Delicate balance for Kenya in refugee crisis

Delicate balance for Kenya in refugee crisis


MPs demanding repatriation of Somali refugees have sparked a debate on how to balance national security and the country’s allegiance to international humanitarian law that protects refugees.

A section of MPs are determined to push for the closure of Dadaab and Kakuma camps despite criticism from refugees themselves and warnings from human rights groups.

The MPs not only want to force the government to conduct an audit of the refugee status in the country but also to give it reason enough to move refugees to safe areas in southern Somalia.

The matter features prominently in an ongoing investigation by joint parliamentary committees probing the September 21 terrorist attack on Nairobi’s Westgate mall.

The Defence and National Security committee will make a formal recommendation on the matter in the next three weeks when it is expected to table a report in Parliament. A sub-committee of the team will likely visit the two camps.

Security committee chairman Asman Kamama has boldly come out to declare the camps the country’s biggest security threats.

Speaking after the Westgate attack, he said the camps were hosting dangerous elements that end up harming Kenyans.

The Tiaty MP described Dadaab camp as a nursery for terrorists. “The UN must understand the security of Kenyans comes first. Even if it is about human rights, it should not be at our expense,” the member was quoted saying.

Another member of the Defence committee wants the government to present to Parliament a comprehensive report on the status of refugees in the country.

Saboti’s David Wafula wants the government to give actual statistics of refugees in the country and refugee camps hosting them.

“Kenyans need to know and have a right to know how many refugees are in their country and their exact location.

It is assumed that all refugees come from Somalia, and so we need a breakdown showing their countries of origin as well,” he told Sunday Nation.


The member, who has asked for a statement in Parliament on the matter said its alarming because government doesn’t seem to know what goes on in the camps.

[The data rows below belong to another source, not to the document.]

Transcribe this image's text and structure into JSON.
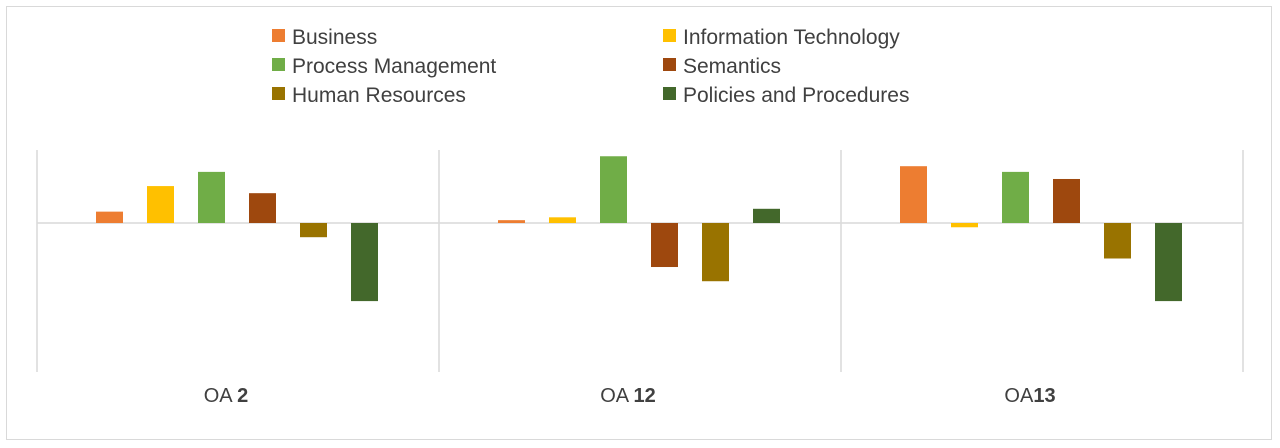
{
  "chart_data": {
    "type": "bar",
    "title": "",
    "xlabel": "",
    "ylabel": "",
    "categories": [
      {
        "prefix": "OA ",
        "bold": "2"
      },
      {
        "prefix": "OA ",
        "bold": "12"
      },
      {
        "prefix": "OA",
        "bold": "13"
      }
    ],
    "ylim": [
      -1.0,
      1.0
    ],
    "grid": false,
    "legend": "top",
    "series": [
      {
        "name": "Business",
        "color": "#ED7D31",
        "values": [
          0.08,
          0.02,
          0.4
        ]
      },
      {
        "name": "Information Technology",
        "color": "#FFC000",
        "values": [
          0.26,
          0.04,
          -0.03
        ]
      },
      {
        "name": "Process Management",
        "color": "#70AD47",
        "values": [
          0.36,
          0.47,
          0.36
        ]
      },
      {
        "name": "Semantics",
        "color": "#9E480E",
        "values": [
          0.21,
          -0.31,
          0.31
        ]
      },
      {
        "name": "Human Resources",
        "color": "#997300",
        "values": [
          -0.1,
          -0.41,
          -0.25
        ]
      },
      {
        "name": "Policies and Procedures",
        "color": "#43682B",
        "values": [
          -0.55,
          0.1,
          -0.55
        ]
      }
    ]
  }
}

“Who vets them and who monitors their movement?” the member said, arguing that many end up leaving the camps and even acquire Kenyan citizenship through corrupt means.

The MPs’ demands may have been reinforced by intelligence reports that indicated some camps harbour militants and serve as storage centres for arms.

There are concerns that al-Shabaab militants enter the country through refugee camps.

Mr Wafula said reports that some camps were being used as training grounds for terrorists are cause enough for the government to investigate what goes on inside them.

It is not the first time the issue of repatriation is coming up. In fact, it was one of the campaign promises made by Jubilee.

A statement to Parliament in June on the audit of the Jubilee Government’s 100 days in office, Majority Leader Aden Duale said the government had prioritised repatriation of refugees through the establishment of a joint coordination commission.

He said a tripartite commission consisting the UN Nations High Commissioner for Refugees and the governments of Kenya and Somalia had been formed to coordinate the repatriation programme.

Former President Kibaki last year told a conference in London that the Dadaab refugee camp, which houses nearly half a million people, was overcrowded and posed security threats not only to Kenya but to the entire region.

But Geneva-based Human Rights Watch has cautioned Kenya against the move, noting that the country is bound by international law and has an obligation to host the refugees unless they are willing to leave.

The group said while the security of Kenyans is priority, forcing refugees back to a country that is still experiencing violence would breach Kenya’s obligations under international law.

Suggestions from government officials have included asking the international community-led by the UN to identify a section of the safe areas of Somalia that were freed from Al-Shabab in an operation carried out by the Kenyan Defence Forces and the African Mission in Somalia.

The border regions are believed to be pacified areas.


Those supporting the proposal say there is no longer any reason why Somalia refugees, especially, should not go back home now.

The challenge is in the international law which states clearly that repatriation must be voluntary. Already the refugees have come out to protest against the demands for relocation.

Human rights groups have joined the latest debate cautioning against the push on humanitarian grounds. The groups have instead advised the government to vet the refugees, warning that repatriation of refugees could fuel more instability in Somalia.

Former Security Minister Katoo Ole Metito said in Parliament that the issue of Kenya bound by international law.

Kenya is a signatory to the 1951 Convention relating to the Status of Refugees which forbids the involuntary return of refugees to a country where the threat of persecution persists.

After the Kenya Defence Forces routed al-Shabaab militants in Somalia, calls arose to repatriate the refugees to safer areas in southern Somalia.

Some MPs say that security of Kenyans should come first.